Saturday, February 20, 2010

Ouch ... dates don't lie. It's been six months. But I'm going to write this anyway.

Most people would be embarrassed to have started a blog, let it go for a few months, then started again ever so enthusiastically, only to once again let it go for even longer. Six months, to be exact. But strangely, not me.

I feel a little lame, of course. Actually, a lot lame. But I know this blog is a good idea, so here I am again, Feb. 20, 2010, a whopping six months since my last post, getting back on the horse again.

If that doesn't inspire you to go ahead and do that thing you've been avoiding for so long, well, maybe something else will. But feel better knowing that you're not alone feeling lame about not doing something that you know is so good for you. You've probably let it go for so long that you're thinking to yourself, "What's the use? I'll just drop it again another time." That's what I've been thinking about this blog, anyway, for last three months or so. So, know you're not alone.
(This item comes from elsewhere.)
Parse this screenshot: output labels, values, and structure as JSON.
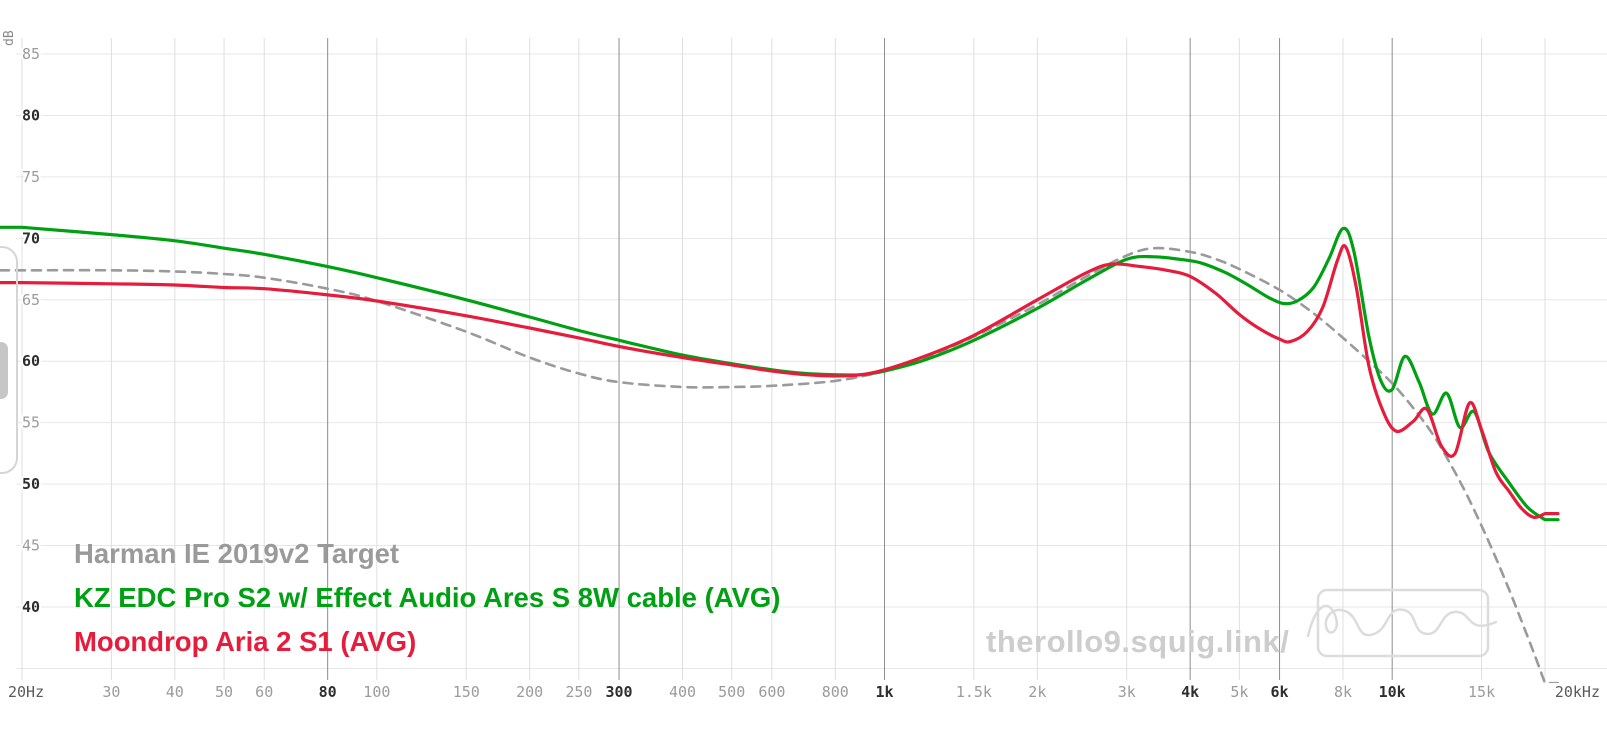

Naturally, it's that thought that makes me stop thinking about this blog and avoid doing it. We make ourselves feel so bad about not doing what we've set out to do, whether it's keeping a journal, cleaning out our closets, or reconnecting with a loved one we've lost touch with, that we just keep on not doing those things, and keep on feeling bad about it anyway.

Big or small, once we mess up -- or give up -- it becomes an easy excuse to keep up with the giving up (or the messing up, or whatever masochistic habit or lack of habit it may be).

Why are we like this? What's the secret to not being like this? I think the secret might be to have no shame. I thought I felt lame about starting this blog back up for the third time. But as I write this, I'm starting to see what I really feel lame about. And it it's not about starting this blog back up.

It's sharing that I've started this blog back up -- for the third time -- that makes me feel lame. It's thinking about what my friends and family will think when they get my enthusiastic e-mail that, "It's true! I've started my blog back up for the third time!"that makes me feel lame.

And so, the secret to not feeling lame, I've decided, is just have no shame. That's it.